Herridge at the Natural History Museum said more work needs to be done on the human presence in the Mammoth Steppe if any human role in the disappearance of mammoths is to be ruled out.

In the models used in this paper, she said, researchers used the scarce presence of human remains in the archaeological record and the existence of a climate suitable for humankind as a proxy, not DNA. Much finer data is needed to understand whether and when humans and mammoths actually overlapped in these regions.

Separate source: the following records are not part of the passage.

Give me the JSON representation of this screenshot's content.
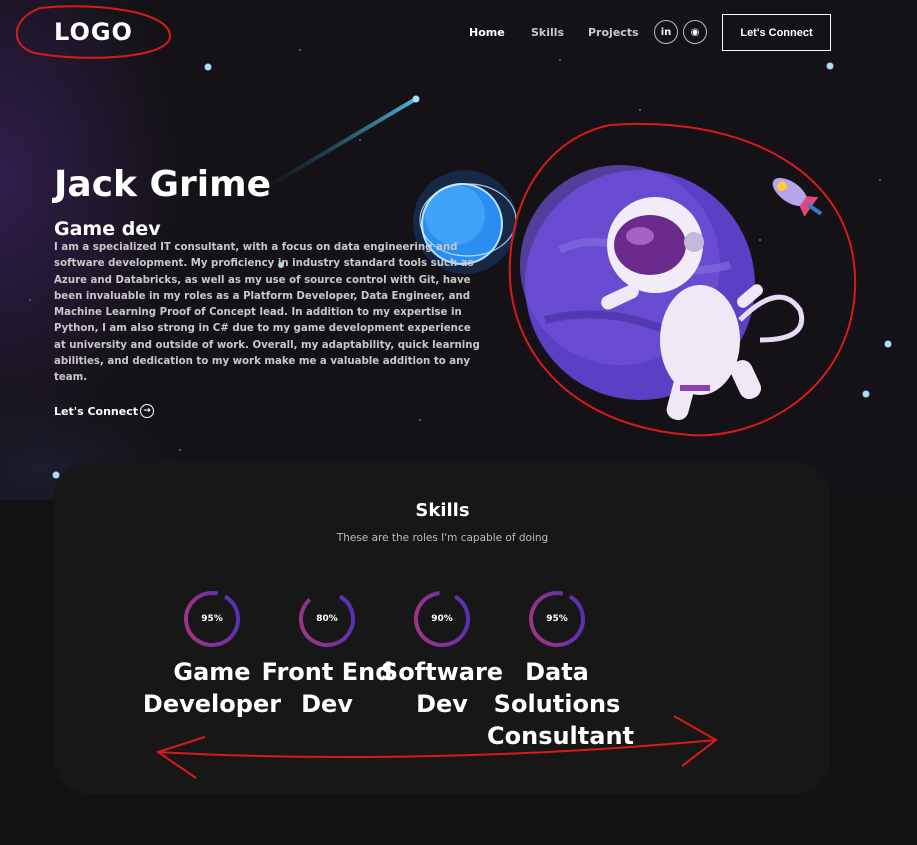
{
  "nav": {
    "logo": "LOGO",
    "links": [
      "Home",
      "Skills",
      "Projects"
    ],
    "social": [
      {
        "icon": "linkedin-icon",
        "glyph": "in"
      },
      {
        "icon": "github-icon",
        "glyph": "◉"
      }
    ],
    "cta": "Let's Connect"
  },
  "hero": {
    "name": "Jack Grime",
    "role": "Game dev",
    "bio": "I am a specialized IT consultant, with a focus on data engineering and software development. My proficiency in industry standard tools such as Azure and Databricks, as well as my use of source control with Git, have been invaluable in my roles as a Platform Developer, Data Engineer, and Machine Learning Proof of Concept lead. In addition to my expertise in Python, I am also strong in C# due to my game development experience at university and outside of work. Overall, my adaptability, quick learning abilities, and dedication to my work make me a valuable addition to any team.",
    "cta": "Let's Connect",
    "cta_icon": "→"
  },
  "skills": {
    "title": "Skills",
    "subtitle": "These are the roles I'm capable of doing",
    "items": [
      {
        "percent": 95,
        "label": "95%",
        "name": "Game Developer"
      },
      {
        "percent": 80,
        "label": "80%",
        "name": "Front End Dev"
      },
      {
        "percent": 90,
        "label": "90%",
        "name": "Software Dev"
      },
      {
        "percent": 95,
        "label": "95%",
        "name": "Data Solutions Consultant"
      }
    ]
  },
  "colors": {
    "ring_start": "#aa367c",
    "ring_end": "#4a2fbd",
    "annotation": "#d91a1a"
  }
}
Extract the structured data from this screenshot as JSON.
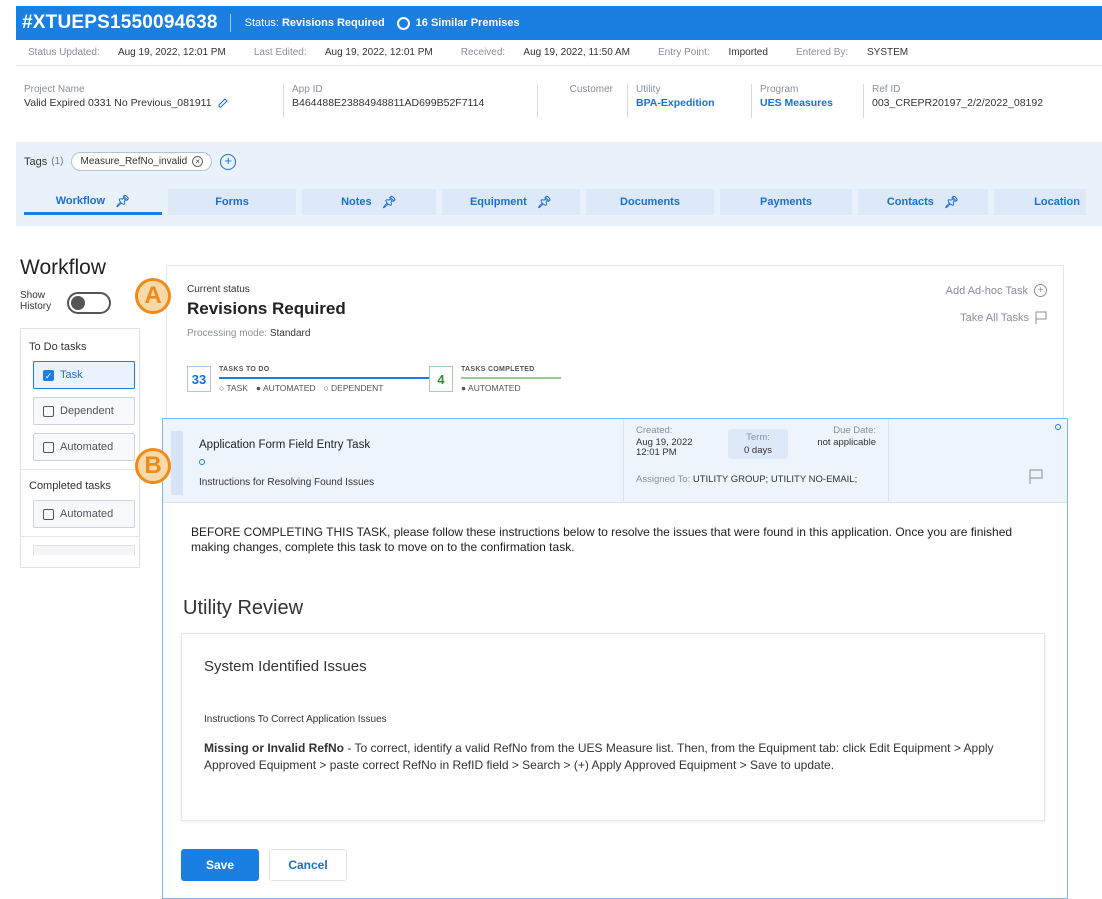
{
  "header": {
    "app_id": "#XTUEPS1550094638",
    "status_prefix": "Status:",
    "status_value": "Revisions Required",
    "similar": "16 Similar Premises"
  },
  "meta": {
    "status_updated_label": "Status Updated:",
    "status_updated_value": "Aug 19, 2022, 12:01 PM",
    "last_edited_label": "Last Edited:",
    "last_edited_value": "Aug 19, 2022, 12:01 PM",
    "received_label": "Received:",
    "received_value": "Aug 19, 2022, 11:50 AM",
    "entry_point_label": "Entry Point:",
    "entry_point_value": "Imported",
    "entered_by_label": "Entered By:",
    "entered_by_value": "SYSTEM"
  },
  "info": [
    {
      "label": "Project Name",
      "value": "Valid Expired 0331 No Previous_081911"
    },
    {
      "label": "App ID",
      "value": "B464488E23884948811AD699B52F7114"
    },
    {
      "label": "Customer",
      "value": ""
    },
    {
      "label": "Utility",
      "value": "BPA-Expedition"
    },
    {
      "label": "Program",
      "value": "UES Measures"
    },
    {
      "label": "Ref ID",
      "value": "003_CREPR20197_2/2/2022_08192"
    }
  ],
  "tags": {
    "label": "Tags",
    "count": "(1)",
    "items": [
      "Measure_RefNo_invalid"
    ]
  },
  "tabs": [
    {
      "label": "Workflow"
    },
    {
      "label": "Forms"
    },
    {
      "label": "Notes"
    },
    {
      "label": "Equipment"
    },
    {
      "label": "Documents"
    },
    {
      "label": "Payments"
    },
    {
      "label": "Contacts"
    },
    {
      "label": "Location"
    }
  ],
  "workflow": {
    "title": "Workflow",
    "show_history": "Show History",
    "todo_label": "To Do tasks",
    "todo_filters": [
      "Task",
      "Dependent",
      "Automated"
    ],
    "completed_label": "Completed tasks",
    "completed_filters": [
      "Automated"
    ]
  },
  "status_card": {
    "current_status_label": "Current status",
    "current_status": "Revisions Required",
    "processing_mode_label": "Processing mode:",
    "processing_mode_value": "Standard",
    "add_adhoc": "Add Ad-hoc Task",
    "take_all": "Take All Tasks",
    "todo_count": "33",
    "todo_caption": "TASKS TO DO",
    "todo_legend": [
      "TASK",
      "AUTOMATED",
      "DEPENDENT"
    ],
    "completed_count": "4",
    "completed_caption": "TASKS COMPLETED",
    "completed_legend": [
      "AUTOMATED"
    ]
  },
  "task": {
    "title": "Application Form Field Entry Task",
    "subtitle": "Instructions for Resolving Found Issues",
    "created_label": "Created:",
    "created_value": "Aug 19, 2022 12:01 PM",
    "term_label": "Term:",
    "term_value": "0 days",
    "due_label": "Due Date:",
    "due_value": "not applicable",
    "assigned_label": "Assigned To:",
    "assigned_value": "UTILITY GROUP; UTILITY NO-EMAIL;",
    "instructions": "BEFORE COMPLETING THIS TASK, please follow these instructions below to resolve the issues that were found in this application. Once you are finished making changes, complete this task to move on to the confirmation task.",
    "section_title": "Utility Review",
    "issues_title": "System Identified Issues",
    "issues_sub": "Instructions To Correct Application Issues",
    "issue_bold": "Missing or Invalid RefNo",
    "issue_text": " - To correct, identify a valid RefNo from the UES Measure list. Then, from the Equipment tab: click Edit Equipment > Apply Approved Equipment > paste correct RefNo in RefID field > Search > (+) Apply Approved Equipment > Save to update.",
    "save_label": "Save",
    "cancel_label": "Cancel"
  },
  "callouts": {
    "a": "A",
    "b": "B"
  },
  "colors": {
    "brand_blue": "#1a7fe0",
    "callout_orange": "#f08a1a"
  }
}
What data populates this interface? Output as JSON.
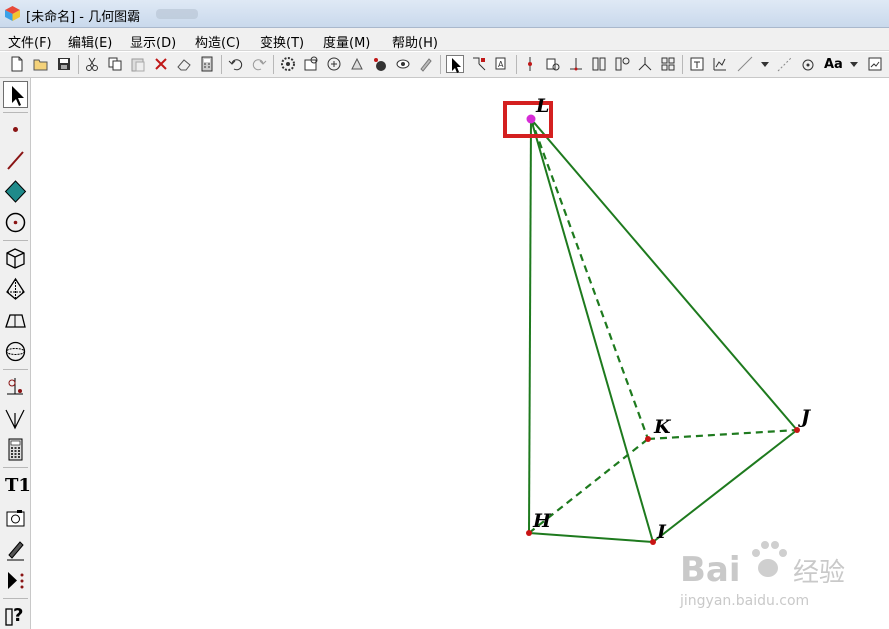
{
  "window": {
    "title": "[未命名] - 几何图霸"
  },
  "menu": [
    {
      "label": "文件(F)"
    },
    {
      "label": "编辑(E)"
    },
    {
      "label": "显示(D)"
    },
    {
      "label": "构造(C)"
    },
    {
      "label": "变换(T)"
    },
    {
      "label": "度量(M)"
    },
    {
      "label": "帮助(H)"
    }
  ],
  "toolbar": {
    "icons": [
      "new-file-icon",
      "open-file-icon",
      "save-icon",
      "cut-icon",
      "copy-icon",
      "paste-icon",
      "delete-icon",
      "eraser-icon",
      "calculator-icon",
      "undo-icon",
      "redo-icon",
      "settings-icon",
      "properties-icon",
      "animate-icon",
      "trace-icon",
      "point-on-object-icon",
      "hide-icon",
      "select-arrow-icon",
      "rotate-select-icon",
      "label-icon",
      "midpoint-icon",
      "intersection-icon",
      "perpendicular-icon",
      "parallel-icon",
      "bisector-icon",
      "coordinate-icon",
      "text-icon",
      "graph-icon",
      "line-style-icon",
      "color-icon",
      "text-style-icon",
      "fit-icon"
    ],
    "text_style_label": "Aa"
  },
  "toolbox": {
    "tools": [
      "select-arrow-icon",
      "point-tool-icon",
      "segment-tool-icon",
      "polygon-tool-icon",
      "circle-tool-icon",
      "cube-tool-icon",
      "pyramid-tool-icon",
      "prism-tool-icon",
      "sphere-tool-icon",
      "transform-tool-icon",
      "function-tool-icon",
      "calculator-tool-icon",
      "text-tool-icon",
      "camera-tool-icon",
      "pen-tool-icon",
      "animation-tool-icon",
      "help-tool-icon"
    ],
    "text_tool_label": "T1",
    "help_tool_label": "?"
  },
  "figure": {
    "labels": [
      "L",
      "K",
      "J",
      "H",
      "I"
    ],
    "line_color": "#1e7a1e",
    "point_color": "#c81414",
    "apex_color": "#d62cd6",
    "highlight_color": "#d42020"
  },
  "watermark": {
    "brand": "Bai",
    "brand_cn": "经验",
    "url": "jingyan.baidu.com"
  }
}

"Environmental DNA studies like this have a lot of potential for directly testing for the presence through time of humans across the Arctic, in much the same way as they have done here for mammoths -- this is the sort of high resolution data we need to tease apart the true dynamics of the extinction of the woolly mammoth," she said.

"Overlap data alone won't cut it, as it isn't the last mammoth that matters, it's working out what drove mammoth numbers down so low that they were reduced to just few isolated and vulnerable populations."
© Yucheng Wang Scientists collected 535 samples of permafrost and sediment from across Siberia, Alaska, Canada and Scandinavia.